The outspoken rights advocate said that the Bill contains some “revolutionary ideas” that would assist with the overall protection of children. She also referred to the Bill seeking to address the abolishment of truancy and wandering as crimes.
“The revolutionary thing in this Bill is it will take into account the child’s mental health to evaluate before you institutionalise a child. It takes into account the rights of the child,” she asserted.
Cole said this is important — so that the child gets the required care and attention that he/she needs. Further, she said it puts the family and/or relatives of these children to better respond to their children’s needs.
Asked whether she thinks the Police may target certain communities where they arrest children for truancy, the ROCC official related that while she does not think that might be the case, she thinks children who fall in the poor and underprivileged bracket are mostly charged.
Overall, Cole said, the Bill helps to create a more modern system of dealing with juvenile justice, and will ensure that Guyana confirms with the United Nations Convention on the Rights of the Child, which states that no one should be allowed to punish children in a cruel or harmful way.
“Children who break the law should not be treated cruelly; they should not be put in prison with adults. They should be able to keep in contact with their families, and should not be sentenced to death, or life imprisonment without the possibility of release,” Cole said, while quoting the UN Convention article.
Public Security Minister Khemraj Ramjattan, who is responsible for the Bill, had said that jails are not the place where young people who have committed offences should be placed. He said the Bill will make sweeping changes to existing legislation, including raising the age of criminal responsibility from 10 years.
The minister has said that once the Bill is made law, magistrates and the Magistrates’ Courts will have to be trained on juvenile justice matters. Halfway houses and a number of infrastructures to take care of juveniles will also be a priority, and social workers will have to be employed in these institutions.

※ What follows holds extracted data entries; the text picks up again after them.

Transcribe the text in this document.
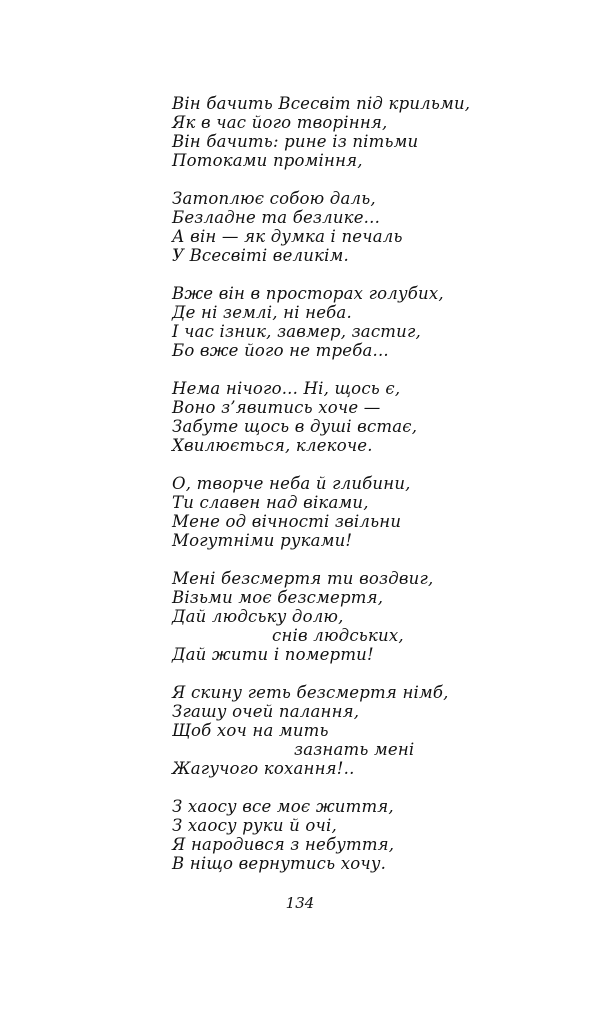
Він бачить Всесвіт під крильми,
Як в час його творіння,
Він бачить: рине із пітьми
Потоками проміння,
Затоплює собою даль,
Безладне та безлике...
А він — як думка і печаль
У Всесвіті великім.
Вже він в просторах голубих,
Де ні землі, ні неба.
І час ізник, завмер, застиг,
Бо вже його не треба...
Нема нічого... Ні, щось є,
Воно з’явитись хоче —
Забуте щось в душі встає,
Хвилюється, клекоче.
О, творче неба й глибини,
Ти славен над віками,
Мене од вічності звільни
Могутніми руками!
Мені безсмертя ти воздвиг,
Візьми моє безсмертя,
Дай людську долю,
снів людських,
Дай жити і померти!
Я скину геть безсмертя німб,
Згашу очей палання,
Щоб хоч на мить
зазнать мені
Жагучого кохання!..
З хаосу все моє життя,
З хаосу руки й очі,
Я народився з небуття,
В ніщо вернутись хочу.
134
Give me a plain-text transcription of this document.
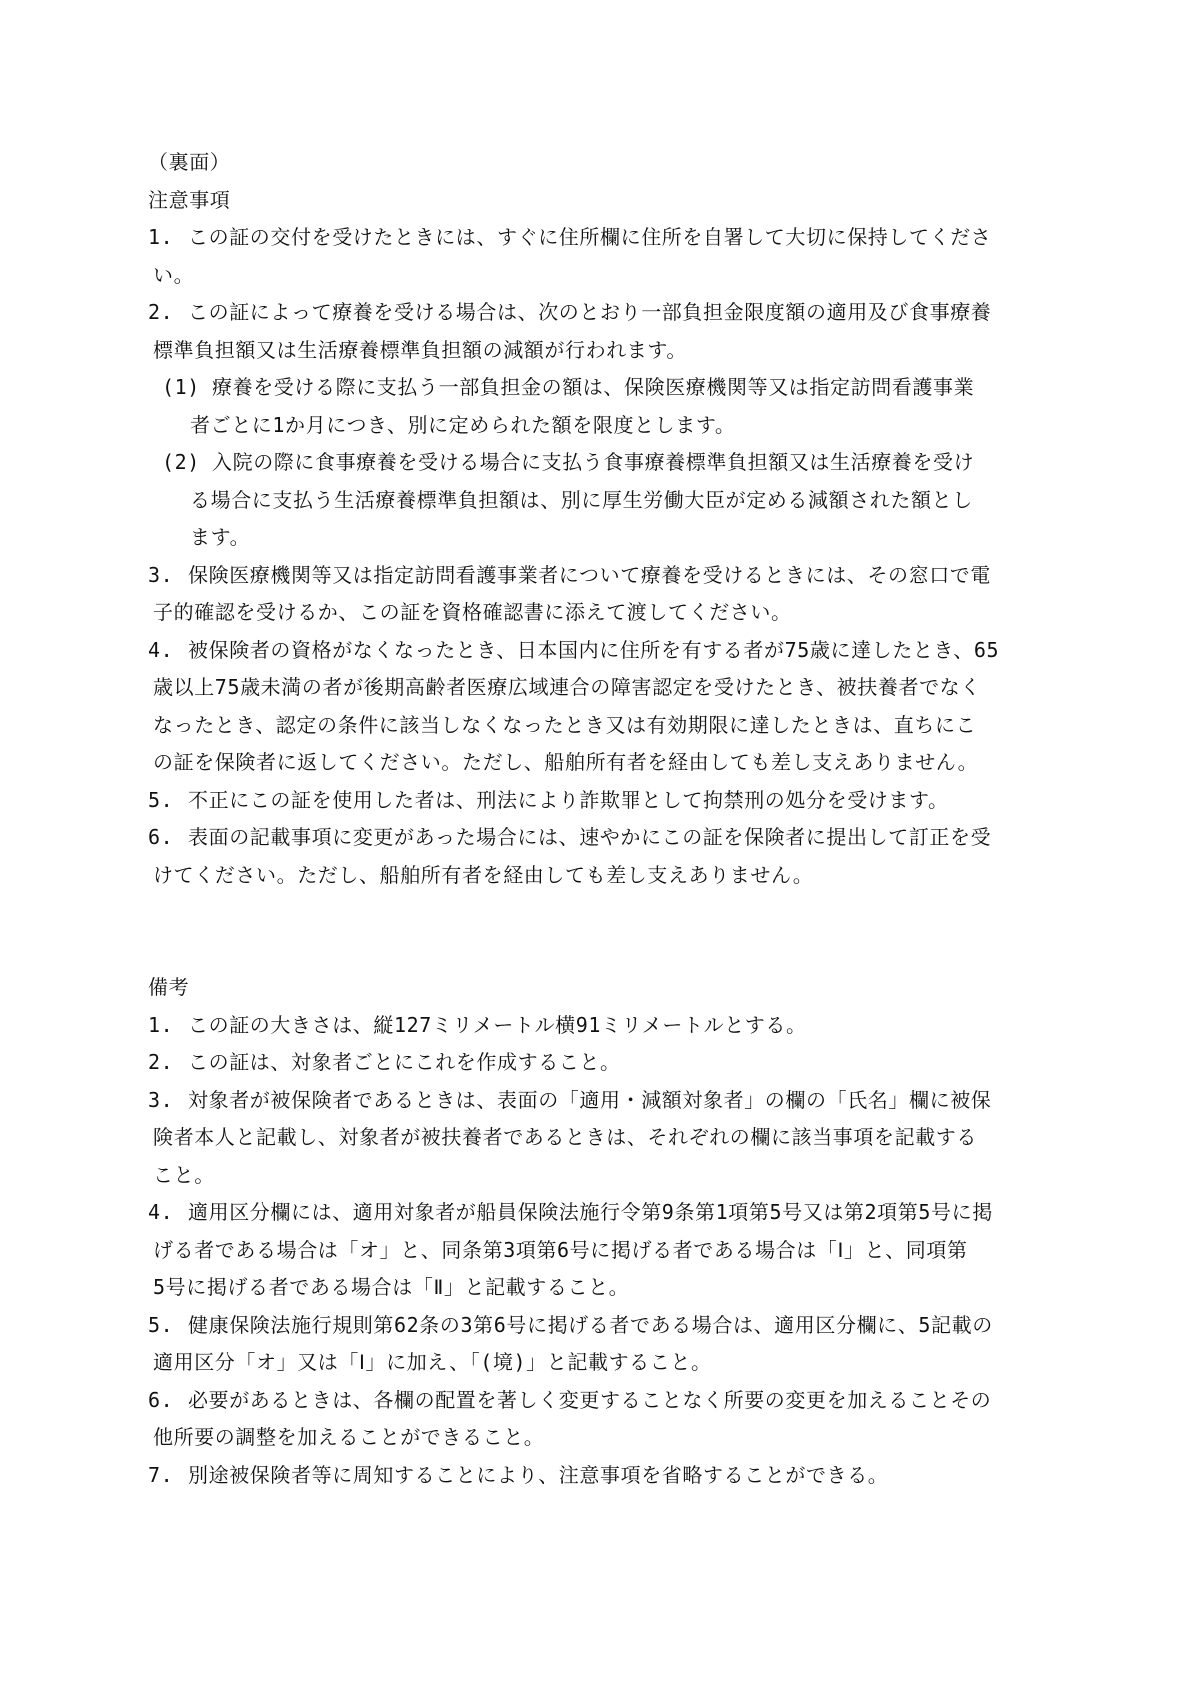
（裏面）
注意事項
1. この証の交付を受けたときには、すぐに住所欄に住所を自署して大切に保持してくださ
い。
2. この証によって療養を受ける場合は、次のとおり一部負担金限度額の適用及び食事療養
標準負担額又は生活療養標準負担額の減額が行われます。
(1) 療養を受ける際に支払う一部負担金の額は、保険医療機関等又は指定訪問看護事業
者ごとに1か月につき、別に定められた額を限度とします。
(2) 入院の際に食事療養を受ける場合に支払う食事療養標準負担額又は生活療養を受け
る場合に支払う生活療養標準負担額は、別に厚生労働大臣が定める減額された額とし
ます。
3. 保険医療機関等又は指定訪問看護事業者について療養を受けるときには、その窓口で電
子的確認を受けるか、この証を資格確認書に添えて渡してください。
4. 被保険者の資格がなくなったとき、日本国内に住所を有する者が75歳に達したとき、65
歳以上75歳未満の者が後期高齢者医療広域連合の障害認定を受けたとき、被扶養者でなく
なったとき、認定の条件に該当しなくなったとき又は有効期限に達したときは、直ちにこ
の証を保険者に返してください。ただし、船舶所有者を経由しても差し支えありません。
5. 不正にこの証を使用した者は、刑法により詐欺罪として拘禁刑の処分を受けます。
6. 表面の記載事項に変更があった場合には、速やかにこの証を保険者に提出して訂正を受
けてください。ただし、船舶所有者を経由しても差し支えありません。
備考
1. この証の大きさは、縦127ミリメートル横91ミリメートルとする。
2. この証は、対象者ごとにこれを作成すること。
3. 対象者が被保険者であるときは、表面の「適用・減額対象者」の欄の「氏名」欄に被保
険者本人と記載し、対象者が被扶養者であるときは、それぞれの欄に該当事項を記載する
こと。
4. 適用区分欄には、適用対象者が船員保険法施行令第9条第1項第5号又は第2項第5号に掲
げる者である場合は「オ」と、同条第3項第6号に掲げる者である場合は「Ⅰ」と、同項第
5号に掲げる者である場合は「Ⅱ」と記載すること。
5. 健康保険法施行規則第62条の3第6号に掲げる者である場合は、適用区分欄に、5記載の
適用区分「オ」又は「Ⅰ」に加え、「(境)」と記載すること。
6. 必要があるときは、各欄の配置を著しく変更することなく所要の変更を加えることその
他所要の調整を加えることができること。
7. 別途被保険者等に周知することにより、注意事項を省略することができる。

In 2016, a Commission of Inquiry into a deadly prison fire had recommended strong programmes for alternative community-based sentencing to be put in place, because of rampant overcrowding in the prisons and the risk of first time offenders being corrupted by hardened criminals.
The draft Bill was conceived in 2004 under the People’s Progressive Party/Civic (PPP/C) Administration with support and input from UNICEF. The first draft was produced in 2007 after a series of consultations and submissions by stakeholders, inclusive of the ROCC; however, progress was delayed and efforts to revive the process began in 2014. The 11-part Bill makes provision for establishment of facilities to enable the rehabilitation and education of juvenile offenders.